HIGHCARE-ALPS 2006

The HIGHCARE-ALPS in 2006 aimed to explore the effects of selective and non-selective beta-blockade on cardiovascular control during exposure to high altitude hypobaric hypoxia.

High altitude, mainly through chemoreceptor sensing, is known to trigger significant cardiovascular and respiratory responses mediated by hypoxia-induced sympathetic nervous system activation

The most evident physiological response to sympathetic hyperactivity observed at high altitude is the increase in heart rate, whereas contrasting data on blood pressure changes have been reported.

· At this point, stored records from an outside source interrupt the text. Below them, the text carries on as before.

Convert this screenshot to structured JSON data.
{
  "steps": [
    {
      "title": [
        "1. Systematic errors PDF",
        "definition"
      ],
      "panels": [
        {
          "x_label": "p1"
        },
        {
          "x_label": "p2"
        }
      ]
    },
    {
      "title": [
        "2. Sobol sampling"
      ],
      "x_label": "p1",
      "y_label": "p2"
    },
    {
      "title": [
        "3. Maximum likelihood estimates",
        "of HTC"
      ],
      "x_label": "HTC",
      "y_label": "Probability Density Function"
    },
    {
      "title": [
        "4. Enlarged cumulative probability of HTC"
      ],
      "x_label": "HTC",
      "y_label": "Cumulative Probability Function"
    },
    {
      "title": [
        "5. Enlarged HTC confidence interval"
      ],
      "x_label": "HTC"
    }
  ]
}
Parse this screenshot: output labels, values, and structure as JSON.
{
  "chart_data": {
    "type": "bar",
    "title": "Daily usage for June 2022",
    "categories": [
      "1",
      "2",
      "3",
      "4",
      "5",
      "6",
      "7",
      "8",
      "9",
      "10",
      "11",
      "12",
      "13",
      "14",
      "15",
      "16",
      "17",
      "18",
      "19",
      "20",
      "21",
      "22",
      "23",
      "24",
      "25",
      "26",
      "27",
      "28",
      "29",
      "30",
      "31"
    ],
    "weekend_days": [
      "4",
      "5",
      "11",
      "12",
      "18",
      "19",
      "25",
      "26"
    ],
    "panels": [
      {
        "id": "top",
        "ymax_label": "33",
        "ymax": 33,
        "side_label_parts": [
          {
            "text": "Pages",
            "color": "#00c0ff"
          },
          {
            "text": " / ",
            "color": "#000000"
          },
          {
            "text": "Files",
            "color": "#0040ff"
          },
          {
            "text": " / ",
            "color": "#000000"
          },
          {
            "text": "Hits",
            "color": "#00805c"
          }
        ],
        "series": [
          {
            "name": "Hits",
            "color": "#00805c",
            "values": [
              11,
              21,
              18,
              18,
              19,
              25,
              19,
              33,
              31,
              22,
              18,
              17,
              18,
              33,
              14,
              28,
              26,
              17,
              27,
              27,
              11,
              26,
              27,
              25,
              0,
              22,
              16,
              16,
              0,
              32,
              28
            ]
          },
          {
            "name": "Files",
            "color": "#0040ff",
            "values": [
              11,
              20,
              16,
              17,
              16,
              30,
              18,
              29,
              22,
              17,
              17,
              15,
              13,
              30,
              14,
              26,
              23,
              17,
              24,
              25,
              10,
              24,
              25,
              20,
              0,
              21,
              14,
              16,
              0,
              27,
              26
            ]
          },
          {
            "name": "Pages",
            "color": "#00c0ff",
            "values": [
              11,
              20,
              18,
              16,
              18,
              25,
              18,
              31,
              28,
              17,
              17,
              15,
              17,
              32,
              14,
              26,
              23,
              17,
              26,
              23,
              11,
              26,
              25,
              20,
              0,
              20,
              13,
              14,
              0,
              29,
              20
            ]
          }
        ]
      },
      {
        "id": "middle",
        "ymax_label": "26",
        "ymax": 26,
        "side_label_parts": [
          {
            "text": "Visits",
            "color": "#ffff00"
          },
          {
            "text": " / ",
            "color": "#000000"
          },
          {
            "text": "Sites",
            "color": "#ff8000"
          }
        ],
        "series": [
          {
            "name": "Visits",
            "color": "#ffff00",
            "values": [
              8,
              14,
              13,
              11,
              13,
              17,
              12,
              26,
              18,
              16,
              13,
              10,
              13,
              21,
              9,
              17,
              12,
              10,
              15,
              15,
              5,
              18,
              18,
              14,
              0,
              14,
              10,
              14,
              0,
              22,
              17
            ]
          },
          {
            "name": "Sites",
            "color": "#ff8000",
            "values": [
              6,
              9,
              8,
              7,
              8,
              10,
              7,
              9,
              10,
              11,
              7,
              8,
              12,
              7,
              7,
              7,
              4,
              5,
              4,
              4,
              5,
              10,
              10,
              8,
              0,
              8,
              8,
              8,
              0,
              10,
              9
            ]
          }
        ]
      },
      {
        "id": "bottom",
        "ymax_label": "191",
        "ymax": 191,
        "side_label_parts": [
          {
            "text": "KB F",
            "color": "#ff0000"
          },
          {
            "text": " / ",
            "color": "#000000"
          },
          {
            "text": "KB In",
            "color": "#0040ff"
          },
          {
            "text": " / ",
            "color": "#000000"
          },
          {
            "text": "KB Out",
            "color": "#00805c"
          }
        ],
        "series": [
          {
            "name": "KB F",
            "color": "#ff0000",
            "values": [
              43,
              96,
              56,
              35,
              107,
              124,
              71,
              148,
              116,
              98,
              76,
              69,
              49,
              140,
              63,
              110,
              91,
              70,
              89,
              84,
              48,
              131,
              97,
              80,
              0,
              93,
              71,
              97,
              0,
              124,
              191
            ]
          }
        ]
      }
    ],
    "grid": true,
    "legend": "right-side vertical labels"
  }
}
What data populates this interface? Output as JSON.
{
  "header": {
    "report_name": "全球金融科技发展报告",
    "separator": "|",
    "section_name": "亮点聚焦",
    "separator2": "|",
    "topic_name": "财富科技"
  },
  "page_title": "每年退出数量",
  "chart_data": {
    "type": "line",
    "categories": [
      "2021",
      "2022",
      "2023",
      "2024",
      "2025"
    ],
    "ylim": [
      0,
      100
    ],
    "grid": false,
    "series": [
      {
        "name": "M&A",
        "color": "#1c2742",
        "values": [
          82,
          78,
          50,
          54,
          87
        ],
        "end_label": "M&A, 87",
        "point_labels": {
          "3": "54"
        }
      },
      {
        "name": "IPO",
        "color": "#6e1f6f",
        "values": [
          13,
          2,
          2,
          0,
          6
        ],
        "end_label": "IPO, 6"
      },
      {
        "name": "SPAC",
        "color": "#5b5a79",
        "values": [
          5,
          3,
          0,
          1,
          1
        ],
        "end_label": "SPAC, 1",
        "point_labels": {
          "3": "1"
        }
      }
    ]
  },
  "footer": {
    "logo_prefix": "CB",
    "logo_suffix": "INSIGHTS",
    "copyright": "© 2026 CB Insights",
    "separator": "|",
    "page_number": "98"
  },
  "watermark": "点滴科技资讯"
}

In the cardiovascular drug family, blockers of beta-adrenergic receptors are commonly prescribed in conditions characterized by an enhanced sympathetic activity, such as chronic heart failure and hypertension. However no study had ever been done on the effects of beta-blockers currently used in clinical practice on 24-h blood pressure and heart rate, and on their safety, when sympathetic activity is increased compared to the sea level, because of high altitude exposure. Such a comparison is of particular interest since exposure to high altitude mimics some physiological features of patients with chronic heart failure associated with respiratory disorders, or with hypertension associated with obstructive sleep apnoea. Moreover, also in a normoxic environment, treatment with β-blockers, either nonselective or selective is known to decrease exercise capacity in healthy subjects. β-blockers may also impair exercise performance by affecting ventilation control, mitochondrial function, and lung gas diffusion, so that investigating the effects of these drugs on exercise in hypoxic conditions may be clinically relevant.

Our aim has been to investigate, in healthy subjects, the effects of two pharmacologically different second-generation beta-blockers (carvedilol, nonselective, and nebivolol, highly β1-selective) on blood pressure and heart rate control over 24 hours and on cardiorespiratory responses to exercise during high altitude hypobaric hypoxia exposure. Healthy volunteers enrolled in study were randomized to placebo, carvedilol 25 mg BID or nebivolol 5 mg OD at sea level and at high altitude (Capanna Regina Margherita on the Italian Alps, 4559 m).

Enrolled subjects underwent conventional heart rate and blood pressure measurement, 24-h ambulatory blood pressure monitoring and cardiopulmonary exercise test on three occasions: at sea level, before randomization; at sea level, on treatment; at high altitude, on treatment.

We could thus demonstrate that:

- at altitude 24-h blood pressure increased in all groups, mainly due to increased night-time blood pressure

- both carvedilol and nebivolol partly counteracted the increase in blood pressure at altitude in healthy normotensive individuals but were associated with a lower O2 saturation

- carvedilol seemed more potent in counteracting blood pressure increase at high altitude, whereas nebivolol more effectively prevented the shift to a nondipping blood pressure profile and iwas better tolerated

- exercise performance was better preserved with nebivolol than with carvedilol under acute exposure to high altitude hypoxia in healthy subjects (peak VO2 was better preserved with nebivolol than with carvedilol; peak HR decreased with carvedilol more than with nebivolol; peak minute ventilation decreased with carvedilol and increased with nebivolol.